Tanıtım Yazısı
Ahmet Kekeç'in "Yağmurun Ardından" adlı romanından uzun bir süre sonra, aynı sorunlar üzerine kaleme alınmış, ilginç bir metin; Rehin Kalan Düşler.
Şaşırtıcı bir şekilde yazar önsözünde "Önce yağmur damlalarında hissettim seni. Onun kadar berrak, direniş kadar masumdun belki de" diyerek başlamış yazar kitabın önsözüne...

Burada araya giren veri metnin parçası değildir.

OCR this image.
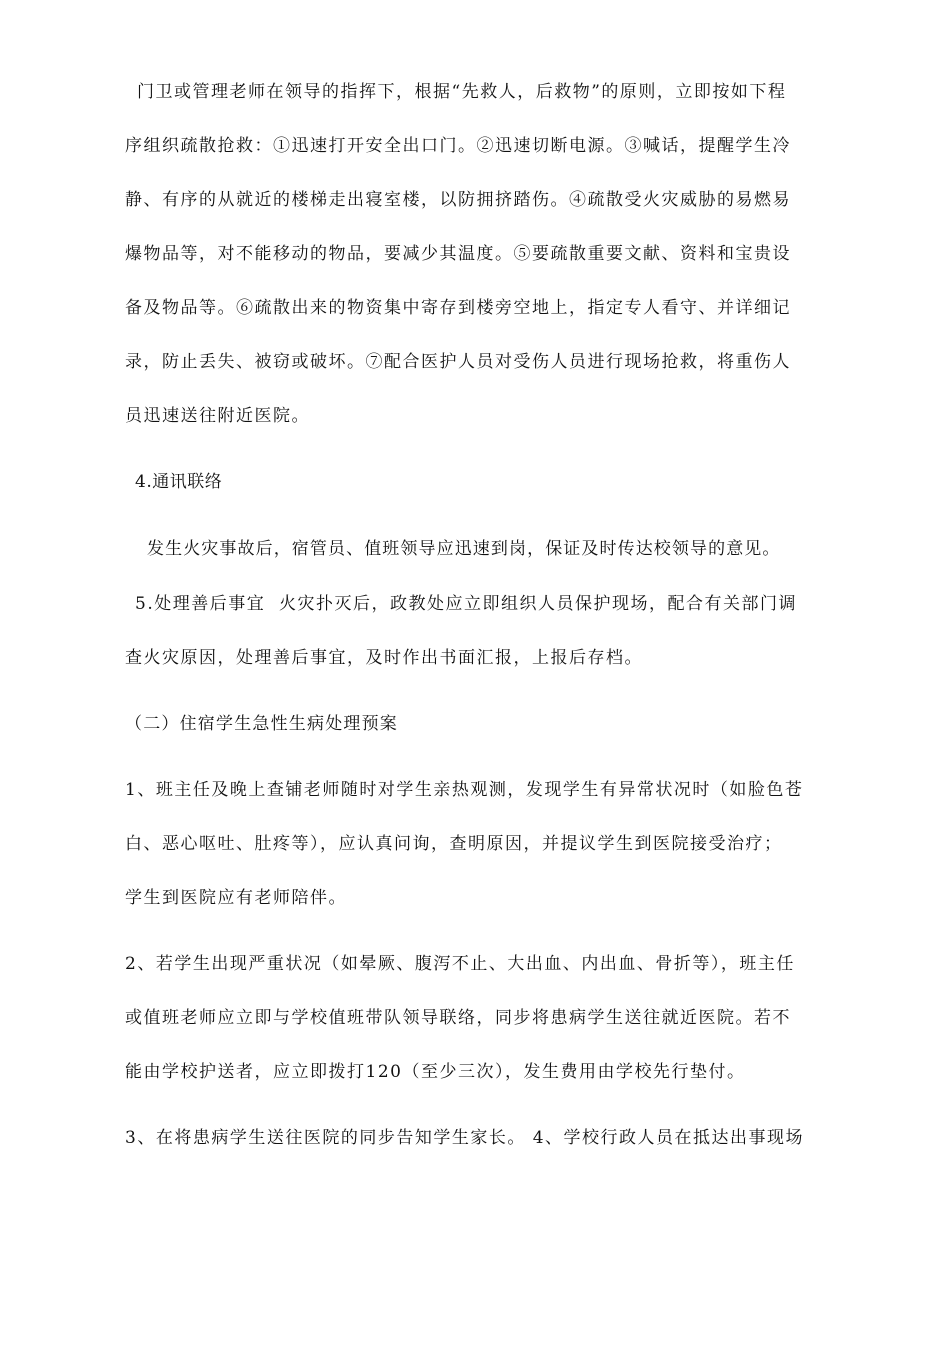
门卫或管理老师在领导的指挥下，根据“先救人，后救物”的原则，立即按如下程
序组织疏散抢救：①迅速打开安全出口门。②迅速切断电源。③喊话，提醒学生冷
静、有序的从就近的楼梯走出寝室楼，以防拥挤踏伤。④疏散受火灾威胁的易燃易
爆物品等，对不能移动的物品，要减少其温度。⑤要疏散重要文献、资料和宝贵设
备及物品等。⑥疏散出来的物资集中寄存到楼旁空地上，指定专人看守、并详细记
录，防止丢失、被窃或破坏。⑦配合医护人员对受伤人员进行现场抢救，将重伤人
员迅速送往附近医院。
4.通讯联络
发生火灾事故后，宿管员、值班领导应迅速到岗，保证及时传达校领导的意见。
5.处理善后事宜  火灾扑灭后，政教处应立即组织人员保护现场，配合有关部门调
查火灾原因，处理善后事宜，及时作出书面汇报，上报后存档。
（二）住宿学生急性生病处理预案
1、班主任及晚上查铺老师随时对学生亲热观测，发现学生有异常状况时（如脸色苍
白、恶心呕吐、肚疼等），应认真问询，查明原因，并提议学生到医院接受治疗；
学生到医院应有老师陪伴。
2、若学生出现严重状况（如晕厥、腹泻不止、大出血、内出血、骨折等），班主任
或值班老师应立即与学校值班带队领导联络，同步将患病学生送往就近医院。若不
能由学校护送者，应立即拨打120（至少三次），发生费用由学校先行垫付。
3、在将患病学生送往医院的同步告知学生家长。 4、学校行政人员在抵达出事现场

Bu bir etkilenme mi, bilinmez... Belki sadece çağrışım yaptıran ilginç bir parelellik... Zaten aynı sorunları yaşayan bir kuşağın, birbirine benzer betimlemeler kullanmalarından doğal ne var ki?
Rehin Kalan Düşler, Ahmedi Alinceoğlu'nun Liberty Yayınevince okuyucuya sunulan romanı.
Ahmedi Aliceoğlu, sürekli ruhunda fırtınalar kopan, eleştiren, sorgulayan, paylaşan, mazlumlar için yaralı yüreğini ikiye bölen, ilkeli duruşunu bozmayan bir portre olarak karşımıza çıkıyor 23 bölümlük kitabı boyunca. Tek kanadı kırık serçe misali, sürekli bir şeylerin sızısını yüreğinin en mahrem yerinde taşıdığını hissettiriyor okuyucuya.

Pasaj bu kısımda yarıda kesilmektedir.